MFFA: Multi-level feature fusion and anomaly map compensation for anomaly detection

Abstract

Embedding similarity-based methods obtained good results in unsupervised anomaly detection (AD). This kind of method usually used feature vectors from a model pre-trained by ImageNet to calculate scores by measuring the similarity between test samples and normal samples. Ultimately, anomalous regions are localized based on the scores obtained. However, this strategy may lead to a lack of sufficient adaptability of the extracted features to the detection of anomalous patterns for industrial anomaly detection tasks. To alleviate this problem, we design a novel anomaly detection framework, MFFA, which includes a pseudo sample generation (PSG) block, a local-global feature fusion perception (LGFFP) block and an anomaly map compensation (AMC) block.
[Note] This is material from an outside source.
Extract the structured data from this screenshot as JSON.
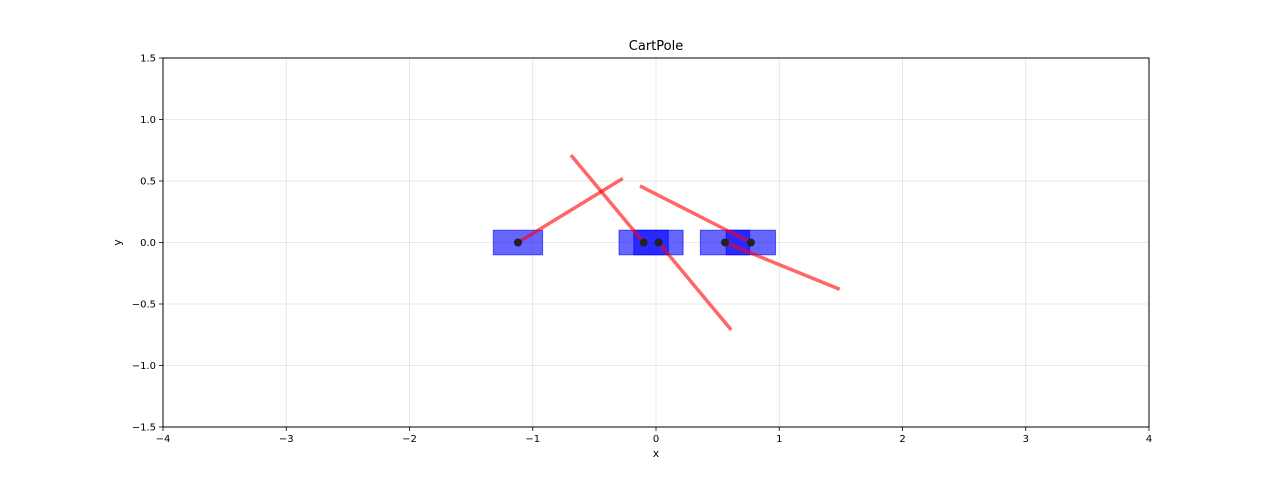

The PSG block can make the pre-trained model more suitable for real-world anomaly detection tasks by combining the CutPaste augmentation. The LGFFP block aggregates shallow and deep features on different patches and inputs them to CaiT (Class-attention in image Transformers) to guide self-attention, effectively interacting local and global information between different patches, and the AMC block can compensate each other for the two anomaly maps generated by the nearest neighbor search and multivariate Gaussian fitting, improving the accuracy of anomaly detection and localization. In experiments, MVTec AD dataset is used to verify the generalization ability of the proposed method in various real-world applications. It achieves over 99.1% AUROCs in detection and 98.4% AUROCs in localization, respectively.